May 17, 2016
Could the Podemos-led alliance surpass the PSOE?
We think it is possible that the PSOE, Spain's socialist party, is on its way to being surpassed by the Podemos and United Left (IU) alliance, both in terms of votes and seats. Podemos and IU have recently agreed to run under the joint list of Unidos Podemos ("united we can") in the June 26 general election. So far, the polls conducted in May put the UP ahead of the PSOE in votes though not in seats, but the seat lead of the PSOE is only slight. To get a feel for the state of the race, we find the following map from election news portal electomania useful. UP is ahead in the regions where there are regional languages other than Spanish, plus a majority of the provincial capitals including the most populated except for Sevilla in Andalusia in the South. UP winning in the most populated provinces and the PSOE in the largest number of less populated provinces explains that UP would be ahead in votes but not in seats.
Another feature of the polls is that they tend to give PSOE + UP about the same number of seats the parties got at the last election, slightly over 160 while a parliamentary majority requires 175. Polls give the centre right parties PP + Ciudadanos a few more seats, but usually short of 170. So, Spain is headed for the same arithmetically possible coalitions as in the previous elections. Another feature of the polls is that PP and UP have been rising steadily in the poll averages since the end of March, with PSOE and Ciudadanos declining. This bears out the conventional wisdom that repeat elections polarise the vote.

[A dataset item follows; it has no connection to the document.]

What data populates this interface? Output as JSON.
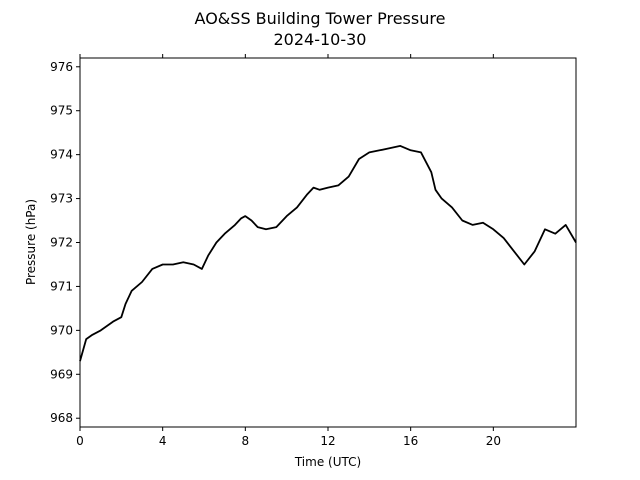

The prospect of a Podemos-led alliance becoming the leading party of the left has both the PSOE and PP attacking UP as a "communist" and "radical" alliance. The PSOE's lead economic advisor Jordi Sevilla, a former minister who took a leading role in the technical teams negotiating a government in the past few months, has ruled out an alliance with Podemos after the June election under any circumstances.
But, even if UP managed to win the election, their joint programme is less threatening to the status quo as one might think. This at least is the conclusion of Bill Mitchell. He notes that Podemos, for all its anti-establishment rhetoric, has attempted to distance itself from the traditional left and to win over the centre by presenting itself as a 'new Keynesian' party - with an economic programme of investment, social rights and redistribution - in the framework of the European Union. IU had been more radical, with its Communist roots, and left euroscepticism, but in the 50-point government programme agreed with Podemos they abandon their most radical positions.
Mitchell notes that IU used to run on a platform including a limited job guarantee, but has given this up in favour of Podemos' preferred universal basic income proposal. Also, the 50-point programme includes a new deficit reduction path without ultimately challenging the logic of austerity.
"The problem is that this looks to be going down the Syriza path. Some sort of unbridled optimism that Spain is too big to be treated badly as it renegotiates the SGP etc. Syriza was quickly crushed because it had no Plan B – no exit threat – not because it was small. The new Podemos-IU, similarly, has no exit threat. Indeed, Podemos is pro-Euro and IU have been dragged along for the ride – perhaps hoping to sort things out later. No threat – no power."